2.01 (Buran-class spacecraft)
|Time spent in space||Never flew in space|
2.01 is the designation of the third space shuttle to be produced as part of the Soviet/Russian Buran program. It carried the GRAU index serial number 11F35 K3 and is - depending on the source - also known as "OK-2K1", "Orbiter K3", "OK 2.01" or "Shuttle 2.01". Its construction was not complete when the Buran program was ended (30-50 percent done), so it remains unfinished.
Differences from OK-1K1
The 2.01 is the first of a second series of Buran-class shuttle orbiters. The main differences between the second series and the first operational Soviet shuttles are located in the cockpit, which has been improved using feedback from the earlier models of Buran-class shuttles, such as the flight of OK-1K1 and the construction of OK-1K2.
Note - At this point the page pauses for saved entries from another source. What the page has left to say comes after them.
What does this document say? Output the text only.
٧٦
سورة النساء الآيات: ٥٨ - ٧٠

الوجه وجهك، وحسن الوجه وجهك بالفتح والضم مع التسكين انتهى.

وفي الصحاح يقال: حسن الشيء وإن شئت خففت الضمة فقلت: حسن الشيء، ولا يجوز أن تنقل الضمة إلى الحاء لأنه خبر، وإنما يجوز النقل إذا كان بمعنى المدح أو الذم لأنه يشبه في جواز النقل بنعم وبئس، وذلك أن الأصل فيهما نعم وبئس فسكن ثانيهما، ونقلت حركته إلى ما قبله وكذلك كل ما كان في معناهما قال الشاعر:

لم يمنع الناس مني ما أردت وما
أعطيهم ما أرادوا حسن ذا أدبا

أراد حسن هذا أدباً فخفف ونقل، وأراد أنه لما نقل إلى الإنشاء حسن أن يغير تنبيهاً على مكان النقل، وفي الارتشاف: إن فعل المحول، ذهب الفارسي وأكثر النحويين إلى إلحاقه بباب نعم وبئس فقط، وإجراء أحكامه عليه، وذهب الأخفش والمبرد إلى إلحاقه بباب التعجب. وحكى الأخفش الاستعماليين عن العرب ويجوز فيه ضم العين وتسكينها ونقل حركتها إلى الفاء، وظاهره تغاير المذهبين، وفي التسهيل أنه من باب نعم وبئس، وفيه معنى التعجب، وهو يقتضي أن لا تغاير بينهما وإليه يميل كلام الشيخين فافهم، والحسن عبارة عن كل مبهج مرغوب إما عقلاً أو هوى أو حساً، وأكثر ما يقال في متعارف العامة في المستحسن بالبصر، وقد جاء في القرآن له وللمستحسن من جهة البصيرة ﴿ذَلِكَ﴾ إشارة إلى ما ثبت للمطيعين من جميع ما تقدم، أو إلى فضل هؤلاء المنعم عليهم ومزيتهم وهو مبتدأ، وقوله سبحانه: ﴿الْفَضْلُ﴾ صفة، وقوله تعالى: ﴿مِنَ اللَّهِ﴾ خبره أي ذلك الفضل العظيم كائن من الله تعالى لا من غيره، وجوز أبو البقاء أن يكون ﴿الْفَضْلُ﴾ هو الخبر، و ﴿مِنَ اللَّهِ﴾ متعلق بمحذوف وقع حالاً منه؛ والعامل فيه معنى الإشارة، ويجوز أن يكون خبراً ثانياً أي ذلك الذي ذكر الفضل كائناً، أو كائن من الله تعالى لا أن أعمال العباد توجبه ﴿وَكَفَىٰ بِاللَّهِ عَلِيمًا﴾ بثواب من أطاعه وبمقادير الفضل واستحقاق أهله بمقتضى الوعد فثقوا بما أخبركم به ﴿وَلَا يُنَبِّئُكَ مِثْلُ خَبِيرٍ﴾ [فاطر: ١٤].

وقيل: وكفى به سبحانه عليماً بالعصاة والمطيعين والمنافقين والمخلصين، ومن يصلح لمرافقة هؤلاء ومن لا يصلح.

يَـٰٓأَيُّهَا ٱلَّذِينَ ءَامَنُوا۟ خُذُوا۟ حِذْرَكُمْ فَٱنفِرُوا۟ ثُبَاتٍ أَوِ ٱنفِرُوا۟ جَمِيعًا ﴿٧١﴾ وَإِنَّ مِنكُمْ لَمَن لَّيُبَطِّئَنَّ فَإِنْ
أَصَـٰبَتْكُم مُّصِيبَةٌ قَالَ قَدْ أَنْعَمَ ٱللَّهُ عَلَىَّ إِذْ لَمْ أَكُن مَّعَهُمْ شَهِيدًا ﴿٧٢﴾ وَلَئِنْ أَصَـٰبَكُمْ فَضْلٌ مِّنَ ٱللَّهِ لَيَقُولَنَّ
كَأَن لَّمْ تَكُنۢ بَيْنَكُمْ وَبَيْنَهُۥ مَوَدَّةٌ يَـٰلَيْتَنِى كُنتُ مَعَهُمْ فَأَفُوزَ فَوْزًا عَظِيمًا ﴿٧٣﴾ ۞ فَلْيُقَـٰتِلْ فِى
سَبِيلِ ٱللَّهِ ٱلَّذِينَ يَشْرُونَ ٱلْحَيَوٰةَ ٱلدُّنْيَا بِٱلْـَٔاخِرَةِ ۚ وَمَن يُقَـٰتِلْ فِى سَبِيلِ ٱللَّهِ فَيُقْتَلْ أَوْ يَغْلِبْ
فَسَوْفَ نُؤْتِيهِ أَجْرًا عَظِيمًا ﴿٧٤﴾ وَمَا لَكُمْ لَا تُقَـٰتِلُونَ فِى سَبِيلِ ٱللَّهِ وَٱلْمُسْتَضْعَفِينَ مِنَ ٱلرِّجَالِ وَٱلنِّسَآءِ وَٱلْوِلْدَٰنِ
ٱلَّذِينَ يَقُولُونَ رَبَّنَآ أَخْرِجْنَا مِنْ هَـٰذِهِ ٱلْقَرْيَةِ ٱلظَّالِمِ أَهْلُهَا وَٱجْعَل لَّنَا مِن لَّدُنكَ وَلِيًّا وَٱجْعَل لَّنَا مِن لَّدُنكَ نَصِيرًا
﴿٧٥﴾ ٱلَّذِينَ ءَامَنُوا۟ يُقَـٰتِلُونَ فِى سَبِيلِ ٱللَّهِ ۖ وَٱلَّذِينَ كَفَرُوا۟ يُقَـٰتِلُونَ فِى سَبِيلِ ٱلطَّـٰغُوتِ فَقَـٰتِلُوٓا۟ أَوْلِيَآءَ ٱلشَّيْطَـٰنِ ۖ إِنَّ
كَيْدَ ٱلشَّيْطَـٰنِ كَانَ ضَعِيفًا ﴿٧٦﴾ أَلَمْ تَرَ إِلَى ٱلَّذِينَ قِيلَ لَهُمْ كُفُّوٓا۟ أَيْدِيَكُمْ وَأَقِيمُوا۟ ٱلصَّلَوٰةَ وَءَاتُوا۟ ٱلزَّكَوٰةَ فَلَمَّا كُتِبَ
It was projected in 1989 that orbiter 2.01 would have its first manned space test flight in 1994, with a duration of twenty-four hours. The craft would have been equipped with a life support system and two ejection seats. Crew would have consisted of two cosmonauts — Igor Volk (commander) and Aleksandr Ivanchenko (flight engineer).
After residing at the Tushino factory where it was constructed, it was incorrectly announced in 2006 that orbiter 2.01 would be put on display in the Sinsheim Auto & Technik Museum, Germany. However, the German Museum had actually bought OK-GLI, the jet-powered Buran atmospheric test vehicle, which will be on display in its own new hangar from September 2008.
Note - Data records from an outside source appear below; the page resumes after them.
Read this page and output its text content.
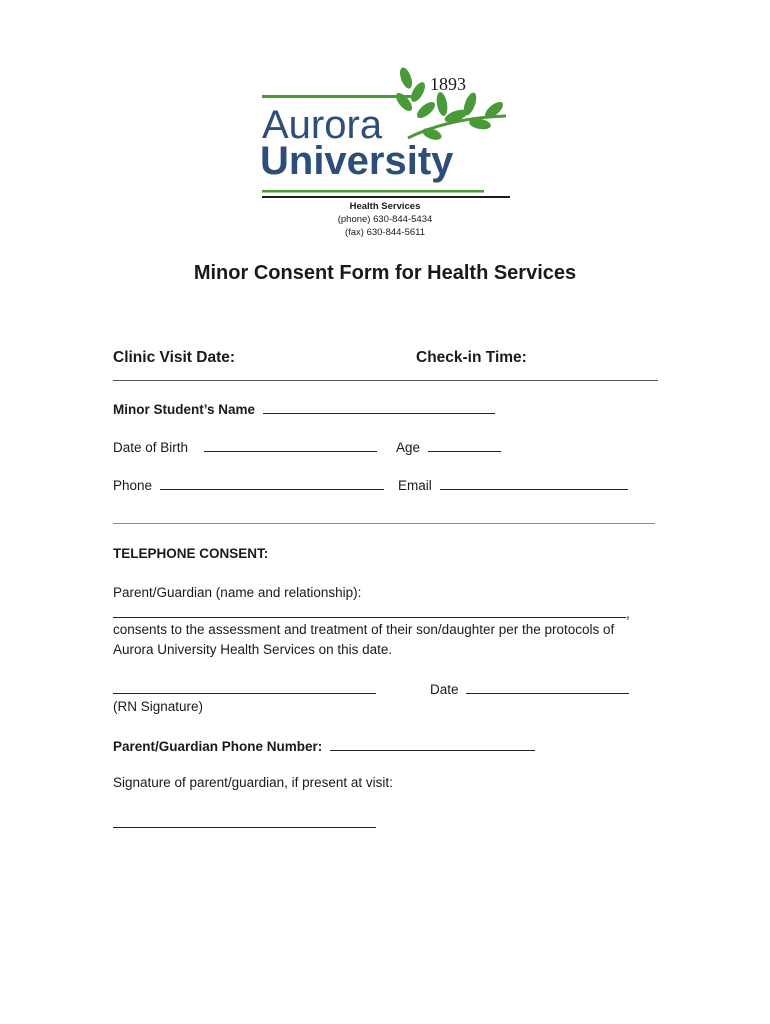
1893
Aurora
University
Health Services
(phone) 630-844-5434
(fax) 630-844-5611
Minor Consent Form for Health Services
Clinic Visit Date:	Check-in Time:
Minor Student’s Name
Date of Birth	Age
Phone	Email
TELEPHONE CONSENT:
Parent/Guardian (name and relationship):
,
consents to the assessment and treatment of their son/daughter per the protocols of
Aurora University Health Services on this date.
Date
(RN Signature)
Parent/Guardian Phone Number:
Signature of parent/guardian, if present at visit:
On 22 June 2011 during the day the orbiter was put on a barge to be moved to the MAKS 2011 international air show, which took place from 16 to 21 August in Zhukovsky (Moscow region). In the night of 22–23 June it was seen on the Moskva River. As of November 2013[update], it remained at the Ramenskoye–Zhukovsky Airport ().
As of July 2017, heat-tiles from orbiter 2.01 are for sale online, indicating that it may have been scrapped or otherwise disassembled.